The Cultural Repository of Language: Weather Discourse among the Ch’orti’ Maya of Guatemala
Presenter(s)
Affiliation
Topic
Language as a Vehicle of Culture
Type
Papers
Abstract
Weather terms sometimes encode deep cultural conceptions, be they mythic, geographic, or based on observed phenomena. Geography often exists in a reciprocal relationship with weather conceptions, both informing the other over time. In this paper, I investigate the origin of weather-related terminology and discourse more generally in dialogue with both geography and mythology among the Ch’orti’ Maya of Guatemala. Based on my more than twenty-five years working with the Ch’orti’ Maya, I here argue for an elastic and reflexive relationship between climate and human thought based on Ch’orti’ cultural conceptions preserved in language.

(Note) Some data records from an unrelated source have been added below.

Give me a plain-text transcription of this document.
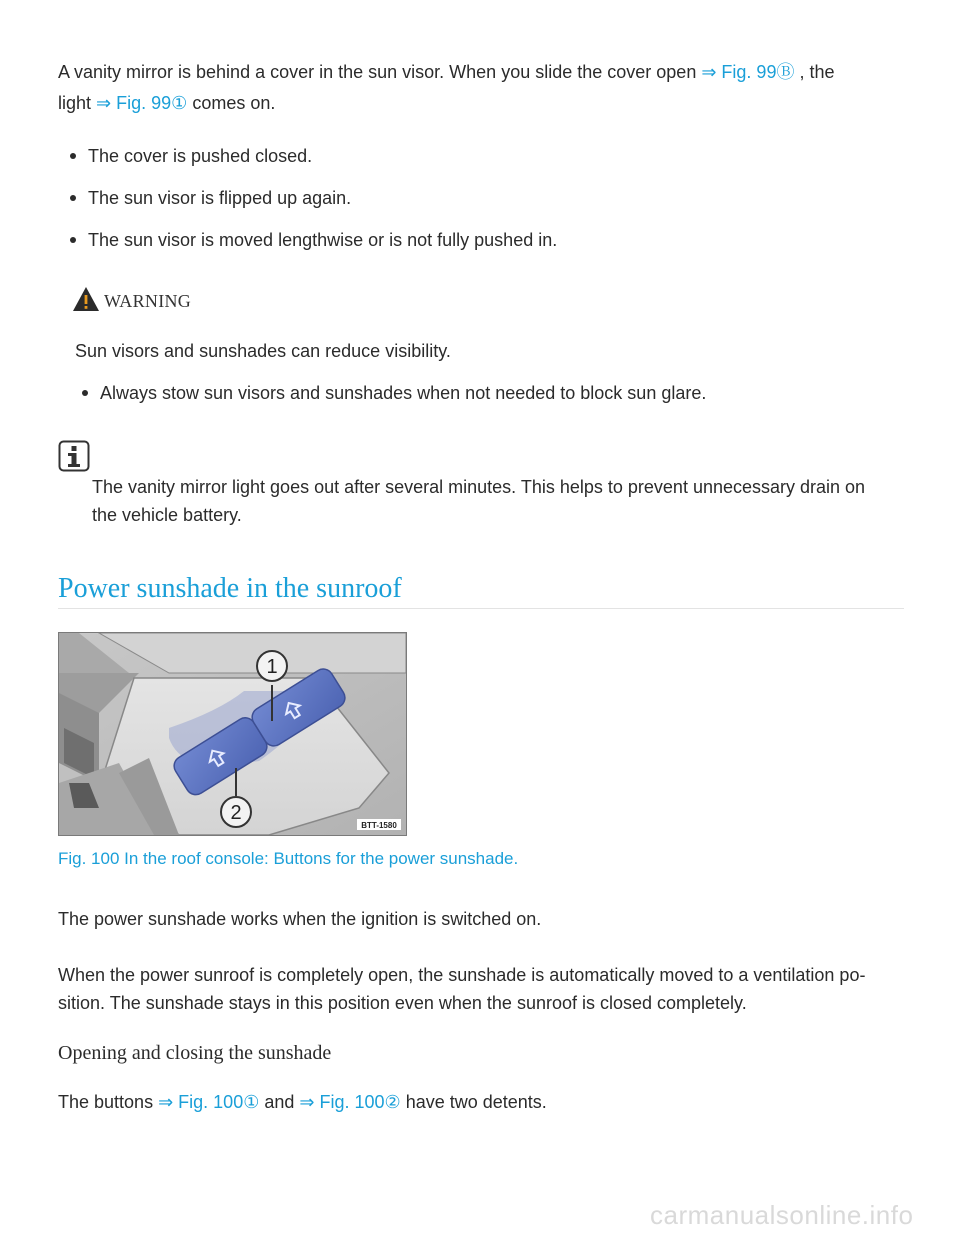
A vanity mirror is behind a cover in the sun visor. When you slide the cover open ⇒ Fig. 99Ⓑ , the

light ⇒ Fig. 99① comes on.

The cover is pushed closed.
The sun visor is flipped up again.
The sun visor is moved lengthwise or is not fully pushed in.
WARNING

Sun visors and sunshades can reduce visibility.

Always stow sun visors and sunshades when not needed to block sun glare.

The vanity mirror light goes out after several minutes. This helps to prevent unnecessary drain on

the vehicle battery.

Power sunshade in the sunroof
1
2
BTT-1580

Fig. 100 In the roof console: Buttons for the power sunshade.

The power sunshade works when the ignition is switched on.

When the power sunroof is completely open, the sunshade is automatically moved to a ventilation po-

sition. The sunshade stays in this position even when the sunroof is closed completely.

Opening and closing the sunshade

The buttons ⇒ Fig. 100① and ⇒ Fig. 100② have two detents.

carmanualsonline.info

First, I will describe how weather nouns in Ch’orti’ Mayan often include cultural entailments, such as the Ch’orti’ Mayan word for “rainbow,” makchan, meaning “blocking-snake,” since they believe a rainbow is a large serpent stretched across the sky. I will also show how Maya weather terms can be conceptually linked to quotidian objects, such as “snow” being referred to as ‘mountain cotton’, something also attested in ancient Maya hieroglyphic script. I also show the close connection between winds and sickness dominated by terminology linked to “winds” (ik’ar). Additionally, I explain how most weather phenomena are directly related to mythological paradigms, such as wind coming from animate caves, rain being caused by the Moon Goddess tipping her liquid-filled jar as the moon wanes through its cycles, or sun and moon dogs being caused by the male Sun and female Moon who are said to be “bathing” in a basin of water. Finally, I will draw linguistic and cultural parallels regarding weather between the ancient Maya and their descendants among the Ch’orti’ to show a considerable degree of continuity over time.